Handmade Urbanism. From Community Initiatives To Participatory Models pod redakcją Marcosa L. Rosy i Ute E. Weiland
Architekci zaczynają coraz częściej wykorzystywać działania oddolne, pozwalając użytkownikom na dostosowywanie bazowego projektu do swoich gustów i potrzeb. W jaki sposób może to wpłynąć na formę przestrzenną miasta pokazuje właśnie książka Handmade Urbanism. Opisane w niej zostały projekty z pięciu miast: Bombaju, São Paulo, Stambułu, Meksyku i Kapsztadu – recenzja Marleny Happach.
Dynamiczny rozwój miast nie poddaje się odgórnemu planowaniu. Dzisiejsza polityka miejska wymaga szybkich i skutecznych działań międzyresortowych, które służą rozwiązaniu konkretnych problemów. Nawet najlepsze decyzje mogą być przy tym odebrane negatywnie, jeżeli narzucone są odgórnie. Kluczem jest włączenie do procesu planowania mieszkańców, nie tylko na poziomie podejmowania decyzji, ale także brania za nie odpowiedzialności przez osobiste zaangażowanie w realizację. Dziś architekci – tacy, jak choćby Alejandro Aravena, który ogłoszony został kuratorem kolejnego biennale architektury – zaczynają wykorzystywać działania oddolne jako istotny element tworzonej architektury, pozwalając użytkownikom na dostosowywanie bazowego projektu do swoich gustów i potrzeb.
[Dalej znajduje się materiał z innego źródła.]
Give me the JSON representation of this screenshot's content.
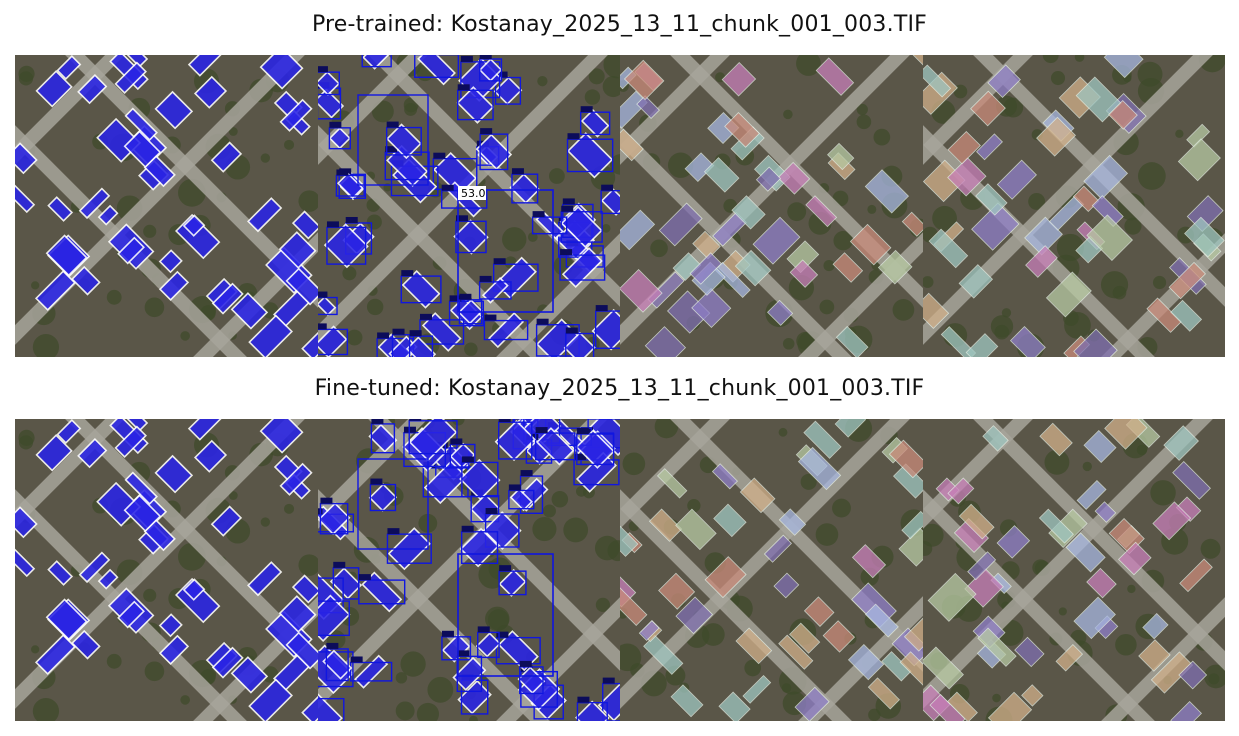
{
  "figure": {
    "rows": [
      {
        "title": "Pre-trained: Kostanay_2025_13_11_chunk_001_003.TIF",
        "panels": [
          {
            "kind": "mask-overlay",
            "palette": "blue"
          },
          {
            "kind": "box-overlay",
            "palette": "blue",
            "highlight_label": "53.0"
          },
          {
            "kind": "instance-overlay",
            "palette": "pastel"
          },
          {
            "kind": "instance-overlay",
            "palette": "pastel"
          }
        ]
      },
      {
        "title": "Fine-tuned: Kostanay_2025_13_11_chunk_001_003.TIF",
        "panels": [
          {
            "kind": "mask-overlay",
            "palette": "blue"
          },
          {
            "kind": "box-overlay",
            "palette": "blue",
            "highlight_label": ""
          },
          {
            "kind": "instance-overlay",
            "palette": "pastel"
          },
          {
            "kind": "instance-overlay",
            "palette": "pastel"
          }
        ]
      }
    ],
    "colors": {
      "terrain": "#5a5648",
      "road": "#a7a49b",
      "vegetation": "#3d4a2a",
      "mask_blue": "#2a24e6",
      "box_blue": "#1016e0",
      "mask_outline": "#ffffff"
    }
  }
}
W jaki sposób może to wpłynąć na formę przestrzenną miasta pokazuje właśnie książka Handmade Urbanism. Opisane w niej zostały projekty z pięciu miast: Bombaju, São Paulo, Stambułu, Meksyku i Kapsztadu. To przede wszystkim przykłady realizacji lokalnych centrów aktywności przez przekształcenia już istniejącej infrastruktury.